VIDEO | The Important Distinction Between Cost of Living and Cost of Labor
By The C3 Team
Making the right salary decisions starts with understanding what is driving them.
Distinguishing between cost of living and market adjustments is key to building a fair and sustainable compensation strategy.
In our latest video, C3’s Jen Givens walks through the difference and explains how nonprofits can use both to make more informed and strategic salary budget decisions.
VIDEO TRANSCRIPT
Hi, I’m Jen Givens, Consulting Principal with C3 Nonprofit Consulting Group. C3 exists to partner with the world’s most impactful organizations to navigate people and culture solutions. Our vision: a society in which nonprofit employment is synonymous with meaningful work, thriving culture, and competitive, fair, and sustainable pay.

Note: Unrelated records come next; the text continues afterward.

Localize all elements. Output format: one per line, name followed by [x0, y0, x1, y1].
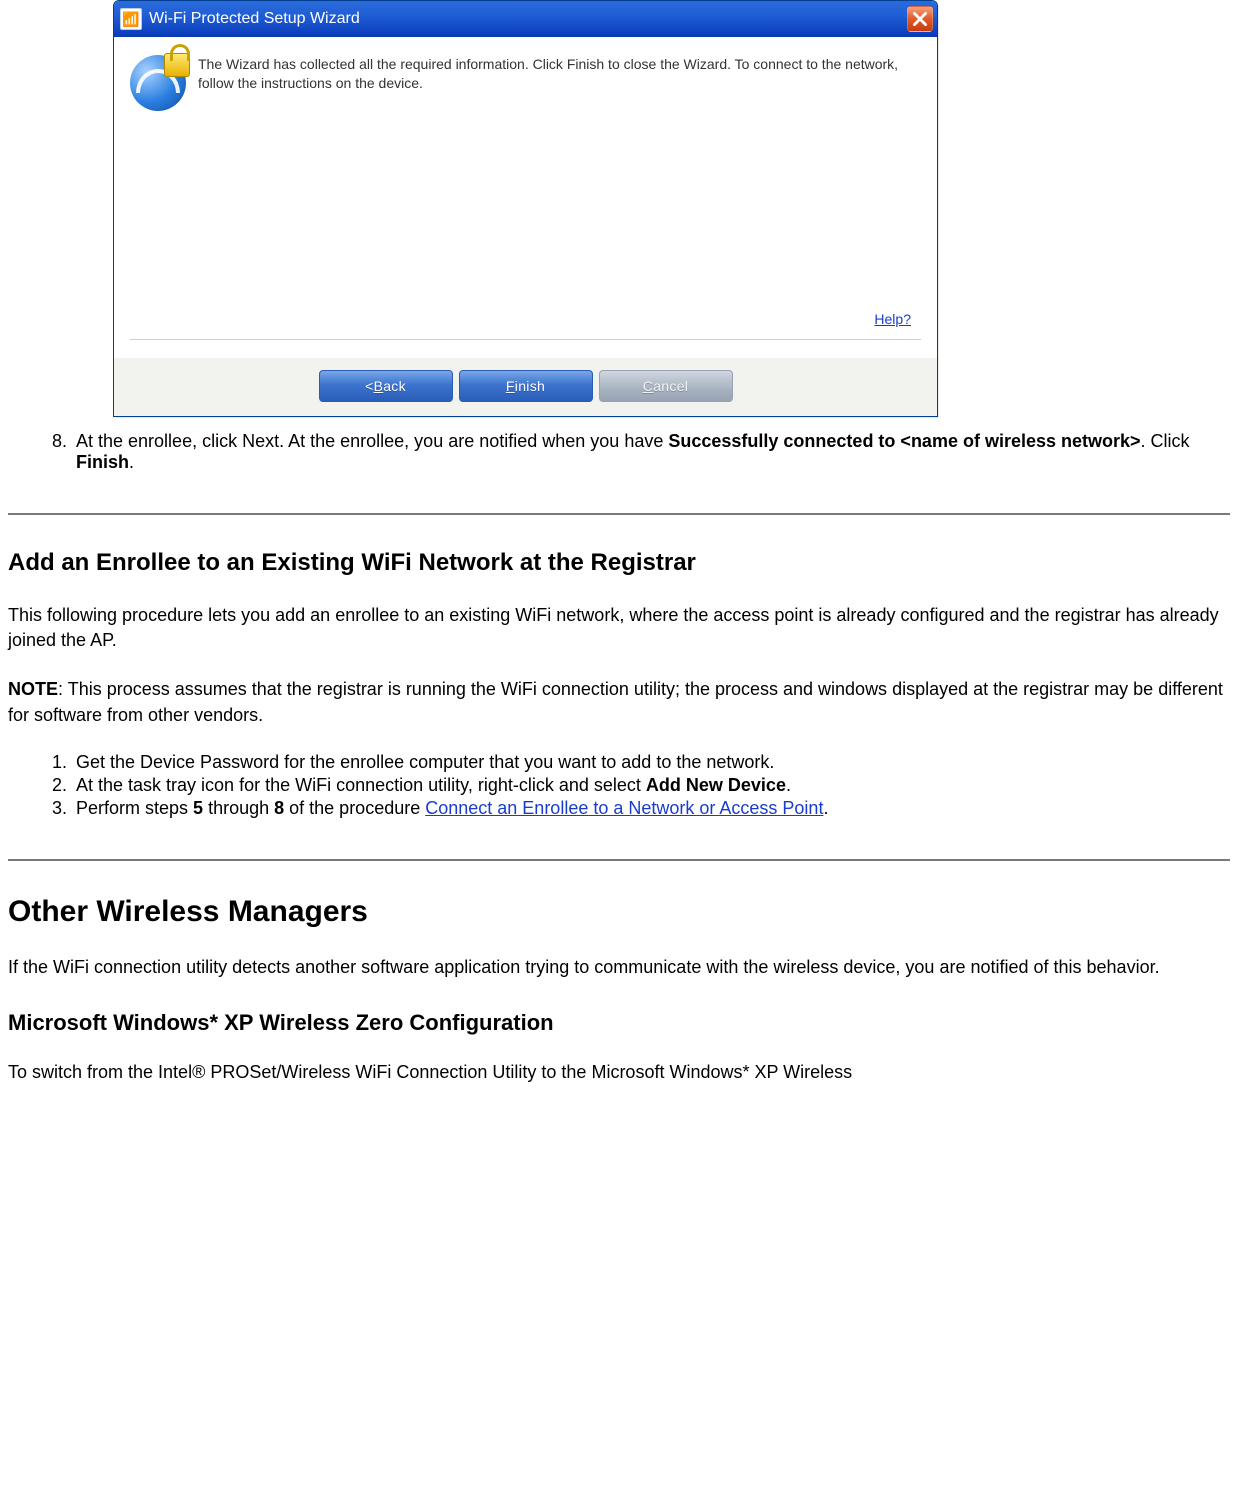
titlebar: 📶 Wi-Fi Protected Setup Wizard	[114, 1, 937, 37]
step8-bold-1: Successfully connected to <name of wirel…	[668, 431, 1140, 451]
help-link[interactable]: Help?	[874, 311, 911, 327]
finish-accelerator: F	[506, 378, 515, 394]
wifi-wizard-app-icon: 📶	[120, 8, 142, 30]
heading-wzc: Microsoft Windows* XP Wireless Zero Conf…	[8, 1010, 1230, 1036]
list-item: Get the Device Password for the enrollee…	[72, 752, 1230, 773]
list-item: Perform steps 5 through 8 of the procedu…	[72, 798, 1230, 819]
wzc-para: To switch from the Intel® PROSet/Wireles…	[8, 1060, 1230, 1085]
li3-text-c: through	[203, 798, 274, 818]
cancel-button: Cancel	[599, 370, 733, 402]
li2-text-c: .	[786, 775, 791, 795]
note-label: NOTE	[8, 679, 58, 699]
step8-text-1: At the enrollee, click Next. At the enro…	[76, 431, 668, 451]
window-title: Wi-Fi Protected Setup Wizard	[149, 10, 907, 28]
step-8-list: At the enrollee, click Next. At the enro…	[72, 431, 1230, 473]
wizard-window: 📶 Wi-Fi Protected Setup Wizard The Wizar…	[113, 0, 938, 417]
wizard-body: The Wizard has collected all the require…	[114, 37, 937, 358]
step-8-item: At the enrollee, click Next. At the enro…	[72, 431, 1230, 473]
section-separator-2	[8, 859, 1230, 861]
finish-rest: inish	[515, 378, 545, 394]
li3-bold-b: 5	[193, 798, 203, 818]
finish-button[interactable]: Finish	[459, 370, 593, 402]
wizard-message: The Wizard has collected all the require…	[198, 55, 921, 93]
li1-text: Get the Device Password for the enrollee…	[76, 752, 774, 772]
li3-text-a: Perform steps	[76, 798, 193, 818]
close-button[interactable]	[907, 6, 933, 32]
close-icon	[913, 12, 927, 26]
add-enrollee-intro: This following procedure lets you add an…	[8, 603, 1230, 653]
other-managers-intro: If the WiFi connection utility detects a…	[8, 955, 1230, 980]
back-button[interactable]: < Back	[319, 370, 453, 402]
li3-text-e: of the procedure	[284, 798, 425, 818]
add-enrollee-note: NOTE: This process assumes that the regi…	[8, 677, 1230, 727]
back-accelerator: B	[374, 378, 384, 394]
li2-bold: Add New Device	[646, 775, 786, 795]
step8-text-3: .	[129, 452, 134, 472]
cancel-rest: ancel	[653, 378, 688, 394]
li2-text-a: At the task tray icon for the WiFi conne…	[76, 775, 646, 795]
li3-text-f: .	[823, 798, 828, 818]
wifi-lock-icon	[130, 55, 186, 111]
back-prefix: <	[365, 378, 373, 394]
connect-enrollee-link[interactable]: Connect an Enrollee to a Network or Acce…	[425, 798, 823, 818]
add-enrollee-steps: Get the Device Password for the enrollee…	[72, 752, 1230, 819]
heading-other-managers: Other Wireless Managers	[8, 895, 1230, 929]
step8-bold-2: Finish	[76, 452, 129, 472]
section-separator-1	[8, 513, 1230, 515]
heading-add-enrollee: Add an Enrollee to an Existing WiFi Netw…	[8, 549, 1230, 577]
body-separator	[130, 339, 921, 340]
button-bar: < Back Finish Cancel	[114, 358, 937, 416]
list-item: At the task tray icon for the WiFi conne…	[72, 775, 1230, 796]
li3-bold-d: 8	[274, 798, 284, 818]
back-rest: ack	[383, 378, 406, 394]
cancel-accelerator: C	[643, 378, 653, 394]
note-text: : This process assumes that the registra…	[8, 679, 1223, 724]
step8-text-2: . Click	[1141, 431, 1190, 451]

When you’re planning salary budgets, it’s important to distinguish between the cost of living and the cost of labor because they influence pay decisions in very different ways. Cost of living reflects the day-to-day essentials – housing, groceries, transportation, health care, and more. When inflation rises, the cost of living goes up.
A cost-of-living adjustment, otherwise known as COLA, moves salaries in response to inflation with the goal of helping employees maintain their purchasing power. COLA is one important input into the salary budget planning, but it’s not the only factor. Organizations also weigh overall financial health, strategic priorities, and internal equity.
Cost of labor, on the other hand, is about what the external market is paying for specific jobs. It is driven by supply and demand for talent, competition among employers, and in shifts in skills, scope, or responsibilities required for the role. Market adjustments respond to these labor market dynamics rather than inflation directly.
In many organizations, cost-of-labor adjustments happen alongside updates to the salary structure or pay ranges. For example, adjusting ranges upward to reflect current market data and then making targeted increases for roles or individuals who have fallen behind. When you make a COLA adjustment, you are primarily aligning salaries with inflation.
When you make a market adjustment, you are aligning salaries with how pay levels are moving in the broader labor market. Both matter, but serve very different purposes.
Being clear about the distinction helps you decide how to allocate your salary budgets, and where to focus adjustments for the greatest impact.